Introduction: Rustic Table
After searching all over the place to find a coffee table for our livingroom, and not being able to find anything with the right dimensions or finish, I decided to just make one of these myself. This puppy cost me about $150 and took about 6 hours. I saved a ton of money versus buying one.
The goal of the table was to make is look like it was made from reclaimed timber without the cost of using reclaimed timber. I wanted the edges to look like they were made of 8"x8" beams. This bed is made out of white pine. I used a brad nailer and glue to attach each board.
Major Tools Needed:
Step 1: Step 1: Build the Frame
In this pic you can see that I took a 2x4 and ripped it. Then used those peices to made the corners. In this picture you'll see one side of the table. Then I made another one identical to it. Then I used 1x4s to hook those together. I think the size of this table was 57" x 67" x 19".
Great part of this project is that you can customize these building steps and make any size table you need.
All parts of the table are hooked together with a brad nailer and wood glue.
Step 2: Step 3: Building Top
Here I used 1x8 white pine for the board that make up the top of the table. BEFORE you hook it to the top you are going to need to distress the sides of the boards. See sample pic above. Once that is done, you can nail them to the frame.
Step 3: Step 4: Adding the Sides & Top
Here you will need 1x6 white pine boards. You will need to rip a 45 degree angle along the top edge and at the end of both ends of the board. This board will run the length of each side of the table. You will need four of these. Measure 5 times, cut once. You need these boards to fit snug to creat the illusion of actual beams.
Once you've attached these to the sides with glue and brad nails, you will do the same thing for the top of the table, ripping a 45 degree angle down the lenght of the board, and then a 45 degree cut across the face of the board. Attach these to the tops of the table.
Step 4: Step 4: Adding the Sides
The pictures are pretty obvious. Make sure to use glue and brad nailer to tack them down on all four sides. I used 1x6 boards with a 45 degree rip down the sides.
Step 5: Step 5: Adding Edges at the Four Corners (foot of the Table)
You can see that I beefed up the feet of the table by adding another layer of wood.

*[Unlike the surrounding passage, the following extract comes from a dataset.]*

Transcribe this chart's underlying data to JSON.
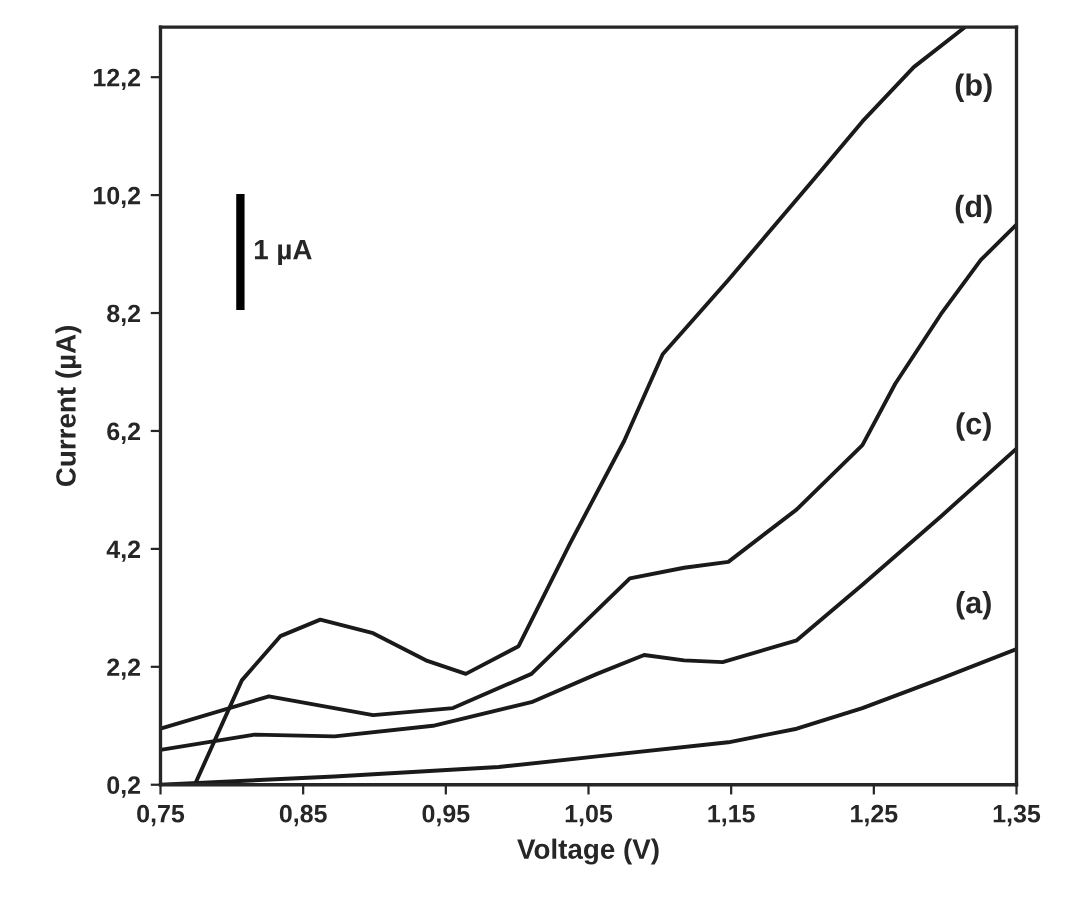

Step 6: Step 6: Distress Table
I filled in all of the brad nail holes with wood filler then sanded the table. Here is the part that will take some time, I took an exacto knife and distressed every single edge and corner of the table. I shaved off a lot of wood. Then I took a square-finishing hammer and beat on the table, I took a counter sink and made holes all over it to look like bug damage. Once I had distressed the edges of the table with the knife, I went back in and filled with wood puddy and then sanded those areas down.
Step 7: Step 7: Stain
I used grey stain to give it a weathered look. I didn't take any pictures here, but I will tell you that you should practice on scrap wood so you know how to work with the stain. For this table, I wiped it on and wiped it off fast. And I only did one coat and didn't do another thing.
Step 8: Step 8: Rebar
I added rebar to the table to give it a little more character. You can buy them pre-cut in 2 foot lengths. I hooked them to the table using copper 1/2 inch water pipe clamps to the underside of the table.